Significantly enhanced energy density and breakdown strength of polymer nanocomposites using highly textured [111]c BaTiO3 platelets

Abstract

Polymer-based dielectric films are considered as most promising materials for pulsed power capacitors due to their ultra-high power density and current density, fast discharging speed, excellent cycle lifetime and so on. However, the relatively low energy density and efficiency limit their applications in modern electronics and electrical power systems. Here we demonstrate a remarkable improvement in the breakdown strength and energy density of [111]c-BaTiO3 (BT) textured ceramic platelets synthesized in a poly(vinylidene fluoride-hexafluoropropylene) (P(VDF-HFP)) matrix.

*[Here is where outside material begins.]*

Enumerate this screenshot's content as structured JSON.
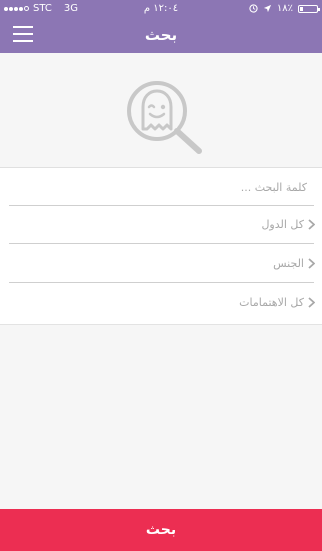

The breakdown strength of 1.0 wt% BT/P(VDF-HFP) composite films is 130 MV/m higher than that of pristine poly(vinylidene fluoride-hexafluoropropylene) films. The highest energy density of 19.5 J/cm³ and discharged energy density of 10.6 J/cm³ are achieved under an electric field of 480 MV/m in the 1.0 wt% BT/P(VDF-HFP) composite films. Fatigue experimental results show that the energy density and efficiency enhanced with the increase of cycles. This study provides a new paradigm to develop the polymer composites with high breakdown strength and energy density, which has great potential for flexible electrical energy storage applications.